- Born: Franklin County, Virginia, U.S.
- Genres: gothic country bluegrass
- Occupations: Musician; TikToker;
- Instruments: banjo
- Years active: 2019–present

TikTok information
- Page: hillbillygothic;
- Followers: 303.3K

= Clover-Lynn =

American bluegrass musician

Clover-Lynn, also known as hillbillygothic, is an American bluegrass and gothic country musician and TikToker. She is the banjoist of the band Clover-Lynn and The Hellfires.

== Biography ==
Clover-Lynn grew up in rural Franklin County, Virginia. Her family has lived in the Appalachia region of the Virginian Blue Ridge Mountains for over two-hundred years. She was raised in the Baptist tradition.

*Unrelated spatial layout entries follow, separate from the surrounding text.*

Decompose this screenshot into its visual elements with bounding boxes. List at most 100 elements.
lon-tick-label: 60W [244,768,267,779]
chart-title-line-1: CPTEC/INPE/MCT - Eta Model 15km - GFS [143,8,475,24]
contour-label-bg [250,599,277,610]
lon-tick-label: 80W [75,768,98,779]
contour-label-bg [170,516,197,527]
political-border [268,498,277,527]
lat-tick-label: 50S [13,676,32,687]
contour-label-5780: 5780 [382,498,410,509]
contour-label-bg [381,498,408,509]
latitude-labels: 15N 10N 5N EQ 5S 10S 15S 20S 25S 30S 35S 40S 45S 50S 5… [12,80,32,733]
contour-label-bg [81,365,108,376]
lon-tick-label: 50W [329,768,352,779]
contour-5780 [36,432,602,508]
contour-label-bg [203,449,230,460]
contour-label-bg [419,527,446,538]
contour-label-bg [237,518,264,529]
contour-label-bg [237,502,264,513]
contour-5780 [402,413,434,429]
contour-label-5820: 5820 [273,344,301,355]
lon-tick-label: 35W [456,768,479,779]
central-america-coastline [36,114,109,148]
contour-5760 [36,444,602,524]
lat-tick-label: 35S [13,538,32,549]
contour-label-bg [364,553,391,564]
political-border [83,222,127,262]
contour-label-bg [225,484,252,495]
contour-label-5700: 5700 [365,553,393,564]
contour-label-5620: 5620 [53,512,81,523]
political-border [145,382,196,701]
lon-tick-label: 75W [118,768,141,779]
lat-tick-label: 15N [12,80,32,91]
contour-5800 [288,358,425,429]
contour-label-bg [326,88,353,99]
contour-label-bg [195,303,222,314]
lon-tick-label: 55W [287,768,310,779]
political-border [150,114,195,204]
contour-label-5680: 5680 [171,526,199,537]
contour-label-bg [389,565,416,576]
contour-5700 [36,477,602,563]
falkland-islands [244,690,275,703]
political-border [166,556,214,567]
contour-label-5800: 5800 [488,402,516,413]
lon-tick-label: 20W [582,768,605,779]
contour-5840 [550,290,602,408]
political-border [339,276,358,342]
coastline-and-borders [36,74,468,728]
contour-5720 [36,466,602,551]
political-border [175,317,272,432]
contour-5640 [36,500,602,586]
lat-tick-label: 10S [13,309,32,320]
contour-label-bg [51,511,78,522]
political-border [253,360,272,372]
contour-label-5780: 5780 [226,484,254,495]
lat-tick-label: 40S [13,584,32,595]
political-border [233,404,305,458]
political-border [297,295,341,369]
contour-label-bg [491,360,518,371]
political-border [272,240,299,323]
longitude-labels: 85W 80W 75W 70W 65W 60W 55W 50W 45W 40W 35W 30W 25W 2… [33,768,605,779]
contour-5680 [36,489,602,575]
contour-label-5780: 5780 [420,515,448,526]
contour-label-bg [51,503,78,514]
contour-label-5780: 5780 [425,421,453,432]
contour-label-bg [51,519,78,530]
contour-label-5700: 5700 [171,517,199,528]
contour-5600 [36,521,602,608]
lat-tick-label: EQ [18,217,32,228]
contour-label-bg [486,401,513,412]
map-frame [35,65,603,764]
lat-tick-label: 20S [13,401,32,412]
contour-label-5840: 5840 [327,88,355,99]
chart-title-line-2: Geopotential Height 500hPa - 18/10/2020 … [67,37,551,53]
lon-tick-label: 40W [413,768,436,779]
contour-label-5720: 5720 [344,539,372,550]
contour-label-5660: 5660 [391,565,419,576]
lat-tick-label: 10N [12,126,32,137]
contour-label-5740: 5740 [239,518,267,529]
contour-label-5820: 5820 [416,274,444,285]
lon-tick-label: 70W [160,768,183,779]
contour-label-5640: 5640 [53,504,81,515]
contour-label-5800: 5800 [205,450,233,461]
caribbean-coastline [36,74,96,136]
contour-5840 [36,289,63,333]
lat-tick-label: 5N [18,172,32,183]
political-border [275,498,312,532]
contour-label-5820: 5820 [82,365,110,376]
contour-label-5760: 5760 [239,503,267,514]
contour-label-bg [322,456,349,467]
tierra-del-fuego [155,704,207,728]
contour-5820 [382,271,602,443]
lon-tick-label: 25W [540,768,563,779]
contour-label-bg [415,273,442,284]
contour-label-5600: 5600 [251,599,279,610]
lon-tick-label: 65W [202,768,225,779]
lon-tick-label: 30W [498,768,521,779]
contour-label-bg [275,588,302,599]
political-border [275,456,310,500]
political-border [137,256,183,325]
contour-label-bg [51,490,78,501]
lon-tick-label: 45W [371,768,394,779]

Clover-Lynn grew up listening to country and bluegrass music, citing The Stanley Brothers, Flatt and Scruggs, and Rhiannon Giddens as early influences. She worked in the tech industry on the west coast before moving back to Virginia to pursue a career in music. She is the lead of the band Clover-Lynn and the Hellfires, formerly called the Laurel Hells Ramblers. In 2024, she performed at the Floyd Country Store music venue in Floyd County, Virginia.

Clover-Lynn amassed a large following on the social media platforms TikTok and Instagram, under the username hillbillygothic, where she posts videos of herself playing the banjo and combatting misognyist and anti-LGBTQ content.

She is a transgender woman and part of the goth subculture.